In 1970, Cambodia was a monarchy, and royal king Norodom Sihanouk was deposed in a coup by General Lon Nol. An anticommunist, Lon Nol led a brief government, that tried to contain the advancement of the Khmer Rouge. Despite his efforts, the Khmer forces eventually gained power and complete control over the country in 1975. The Khmer Rouge regime, which would be also ephemeral, despite its four years brevity, would prove to be corrosive and disastrous for the country.
At first a shadowy figure, Pol Pot emerged as the terrible force behind the communist regime. Determined to restore in Cambodia the greatness the country experienced in the distant past, with the primary goal to achieve the same level of glorious splendor the region had conquered in ancient times, Pol Pot was interested in conquering the idealized majesty established by the civilization that built the fantastic and monumental temple of Angkor Wat – one of the most beautiful ancient sites in Cambodia –, and a great source of inspiration to this principle. Like every communist regime, horror was brought in with the best intentions in mind.

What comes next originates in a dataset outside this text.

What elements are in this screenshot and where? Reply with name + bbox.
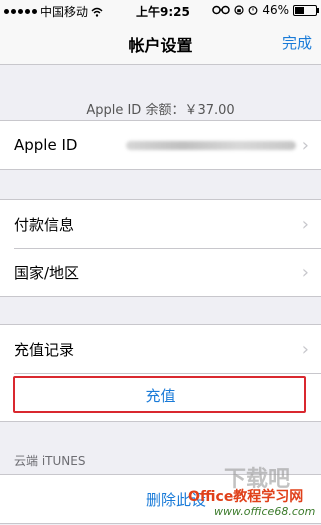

To achieve its goals, Pol Pot initiated an ambitious agrarian project. All the population living in cities and urban areas were compulsory conscripted to work in collective farms. Everything western or deemed to be western was considered an evil influence. As a consequence, it was viciously eradicated. This was applied even to medicine and medical procedures in general. The Khmer Rouge viciously demanded entire populations to be relocated to rural areas, and then cities were completely emptied. The agrarian projects were developed for the country to be self-sufficient, and to rely on its own productivity to sustain the population. As a result, Pol Pot forbade any goods to be imported.
The Khmer Rouge regime was brutal and totalitarian. People would die from starvation, exhaustion in the forced labor camps, or disease. The regime also brutalized each and every sign of opposition. As a result, state repression and violence was widespread. A reign of horror, brutality and aggression brought to Cambodians a period of absolute despair and hopelessness. In its ephemeral and brief four years run, it is estimated that the Khmer Rouge was responsible for the genocide of approximately three million Cambodians. According to some estimates, there are approximately twenty thousand collective graves spread throughout the country. Neighboring countries, like Laos and Vietnam, were also dealing with communist regimes.
As the chronic instability in Cambodia was exceedingly intensified – and this was a symptom invariably entrenched to Cambodian politics, like everything established before, the Khmer Rouge regime was destined to perish. In 1979 Pol Pot was eventually overthrown. His genocidal regime brought tremendous social, political and civil unrest to the country and, with the subsequent conflagration of a civil war, the regime could no longer sustain itself. Khmer Rouge members that escaped to Vietnam formed resistance militias, backed by Vietnamese military, and a war between the two countries was declared.
The Khmer Rouge regime came to an end, as rapidly as it rose to power. Pol Pot has fled to the countryside, and continued acting as the main leader of the Khmer Rouge, who, over time, lost national political relevance, remaining only a local leadership. Pol Pot never faced any charges or criminal prosecution for crimes against humanity, although before he died, he was under house arrest, for having ordered the execution of a former auxiliary.
Pol Pot died 72 years old, in 15 April, 1998, in a district near the border with Thailand.